A continuing writ of wage  garnishment is a powerful collection tool because a creditor can serve a single writ of garnishment on the employer which garnishes all future wages whenever payable into the future. The continuing writ has been used to garnish debtor employees who  receive the same paycheck on a periodic basis. It is unclear whether a continuing writ of garnishment is applicable to a debtor paid only by commissions. That debtor may or may not be entitled to any commission at any given time. Commissions may not be the type of “wages” subject to a continuing writ in which case the creditor would have to serve a separate writ of garnishment any time the creditor believes the debtor is entitled to a sales commission. It is difficult for a creditor to know when a commission may be payable and to serve a writ of garnishment in time to intercept the commission.

I read a post in the Florida Collection Law Blog about an appeals court case which addressed the applicability of continuing writ of garnishments to commission compensation. The court held that commissions are 'wages,' for purposes of Section 77.0305, Florida Statutes, and are therefore subject to a continuing writ of garnishment. The court found that commissions paid for labor or services are within the definition of “wages” and therefore are subject to a continuing writ of garnishment. Baker v. Storfer 2011 WL 222324. Of course, if the debtor is head of household his commissions are exempt from any garnishment pursuant to Florida’s wage exemption.
 

Homestead Account May Lose Protection When Debtor Decides To Take Job In Another State

An attorney sent me a question regarding the exemption of money his client received from the sale of his Florida homestead. The client deposited the homestead proceeds in a separate and segregated bank account. The client began searching for a new home in Florida. Florida courts have protected homestead sale proceeds for a “reasonable time” while debtors seek a new home to live in. In this case, the debtor’s employer notified him that his job was being transferred to another state. The debtor will have to move out of Florida. As a result, the debtor has stopped looking for a new home in Florida, and the debtor no longer intends to reside in the state. The issue is whether the debtor loses protection of his “homestead account” once he changes his future plans. There are no court decisions on this point.

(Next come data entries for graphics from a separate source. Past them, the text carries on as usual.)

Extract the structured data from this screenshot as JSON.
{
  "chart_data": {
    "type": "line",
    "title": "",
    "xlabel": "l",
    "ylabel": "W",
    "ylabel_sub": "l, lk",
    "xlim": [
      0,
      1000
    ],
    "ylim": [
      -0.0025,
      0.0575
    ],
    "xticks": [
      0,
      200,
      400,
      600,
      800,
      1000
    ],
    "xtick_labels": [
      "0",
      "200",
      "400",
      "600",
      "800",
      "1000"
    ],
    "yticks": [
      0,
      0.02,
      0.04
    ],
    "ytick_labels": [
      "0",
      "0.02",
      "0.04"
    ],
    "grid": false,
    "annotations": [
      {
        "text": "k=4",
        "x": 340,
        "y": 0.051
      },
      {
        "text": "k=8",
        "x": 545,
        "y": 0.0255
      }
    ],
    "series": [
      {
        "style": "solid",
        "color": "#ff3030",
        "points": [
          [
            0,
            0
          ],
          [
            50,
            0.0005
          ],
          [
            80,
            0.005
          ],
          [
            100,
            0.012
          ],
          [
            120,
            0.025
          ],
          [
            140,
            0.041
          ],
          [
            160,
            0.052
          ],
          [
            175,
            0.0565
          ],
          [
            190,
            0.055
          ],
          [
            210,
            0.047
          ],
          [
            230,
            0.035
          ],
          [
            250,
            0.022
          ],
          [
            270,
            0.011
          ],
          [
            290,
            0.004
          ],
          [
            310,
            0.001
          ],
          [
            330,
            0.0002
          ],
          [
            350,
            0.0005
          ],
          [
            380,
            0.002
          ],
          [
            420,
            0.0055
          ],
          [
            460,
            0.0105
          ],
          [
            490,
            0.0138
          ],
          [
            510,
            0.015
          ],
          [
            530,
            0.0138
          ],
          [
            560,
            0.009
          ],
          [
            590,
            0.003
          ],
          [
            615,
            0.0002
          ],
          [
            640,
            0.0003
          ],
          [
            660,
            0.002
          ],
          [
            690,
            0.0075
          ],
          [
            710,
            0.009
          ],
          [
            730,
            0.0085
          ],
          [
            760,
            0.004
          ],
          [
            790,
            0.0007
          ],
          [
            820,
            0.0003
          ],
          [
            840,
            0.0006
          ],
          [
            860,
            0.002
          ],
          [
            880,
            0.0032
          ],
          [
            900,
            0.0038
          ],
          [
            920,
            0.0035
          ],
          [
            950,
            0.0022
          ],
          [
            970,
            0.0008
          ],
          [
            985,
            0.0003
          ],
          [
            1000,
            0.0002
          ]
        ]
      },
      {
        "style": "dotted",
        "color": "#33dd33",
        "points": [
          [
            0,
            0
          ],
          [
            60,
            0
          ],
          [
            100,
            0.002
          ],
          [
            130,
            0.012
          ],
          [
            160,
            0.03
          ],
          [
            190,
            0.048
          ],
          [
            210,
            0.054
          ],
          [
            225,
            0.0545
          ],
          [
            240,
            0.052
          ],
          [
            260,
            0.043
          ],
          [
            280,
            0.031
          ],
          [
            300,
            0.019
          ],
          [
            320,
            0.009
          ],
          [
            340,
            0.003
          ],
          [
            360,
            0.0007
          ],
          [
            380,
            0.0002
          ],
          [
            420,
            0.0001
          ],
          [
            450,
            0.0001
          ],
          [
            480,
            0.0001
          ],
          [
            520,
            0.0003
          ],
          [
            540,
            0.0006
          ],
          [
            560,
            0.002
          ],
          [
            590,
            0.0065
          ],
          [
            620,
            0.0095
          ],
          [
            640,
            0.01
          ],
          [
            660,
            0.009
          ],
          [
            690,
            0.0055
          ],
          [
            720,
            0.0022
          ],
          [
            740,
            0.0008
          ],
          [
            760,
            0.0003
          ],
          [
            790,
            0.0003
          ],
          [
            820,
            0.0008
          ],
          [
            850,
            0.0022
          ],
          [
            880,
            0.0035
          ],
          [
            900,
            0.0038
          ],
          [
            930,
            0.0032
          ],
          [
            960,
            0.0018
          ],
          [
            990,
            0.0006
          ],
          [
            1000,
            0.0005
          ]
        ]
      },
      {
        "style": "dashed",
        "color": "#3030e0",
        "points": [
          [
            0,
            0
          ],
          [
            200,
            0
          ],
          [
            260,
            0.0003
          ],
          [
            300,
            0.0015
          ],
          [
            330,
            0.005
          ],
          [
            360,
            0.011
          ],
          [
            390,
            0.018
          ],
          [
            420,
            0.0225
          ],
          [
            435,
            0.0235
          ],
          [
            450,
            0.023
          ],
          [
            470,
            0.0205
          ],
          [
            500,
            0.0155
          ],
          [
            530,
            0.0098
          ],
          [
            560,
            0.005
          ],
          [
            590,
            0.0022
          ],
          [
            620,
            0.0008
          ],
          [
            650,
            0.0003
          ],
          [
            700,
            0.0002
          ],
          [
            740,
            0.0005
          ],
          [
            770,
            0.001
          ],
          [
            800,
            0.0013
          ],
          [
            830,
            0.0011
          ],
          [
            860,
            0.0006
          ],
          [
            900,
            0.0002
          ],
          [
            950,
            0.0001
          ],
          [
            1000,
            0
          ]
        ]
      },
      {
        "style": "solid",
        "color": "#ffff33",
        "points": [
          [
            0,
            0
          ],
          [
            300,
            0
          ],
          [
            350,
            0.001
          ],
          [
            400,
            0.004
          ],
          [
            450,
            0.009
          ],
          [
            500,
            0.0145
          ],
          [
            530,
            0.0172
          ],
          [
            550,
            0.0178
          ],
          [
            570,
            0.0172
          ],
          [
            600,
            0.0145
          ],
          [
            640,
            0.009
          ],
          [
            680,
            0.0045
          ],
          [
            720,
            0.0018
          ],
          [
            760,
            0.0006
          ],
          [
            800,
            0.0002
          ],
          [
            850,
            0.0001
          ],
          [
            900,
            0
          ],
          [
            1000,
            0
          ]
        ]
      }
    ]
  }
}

There are bankruptcy court decisions which make clear that a debtor may spend money from a homestead account on things other than the purchase of a homestead while the homestead search in ongoing. Therefore, it would seem that debtor could transfer or convert part of his homestead proceeds to an alternative protected asset or to another person during the time the debtor is, or was, searching for a new Florida homestead. It will be difficult for either the creditor or debtor to prove if and when this debtor abandoned plans to live in Florida. It is possible the debtor may have anticipated the employer’s decision to move him out of the state long before he received written notification.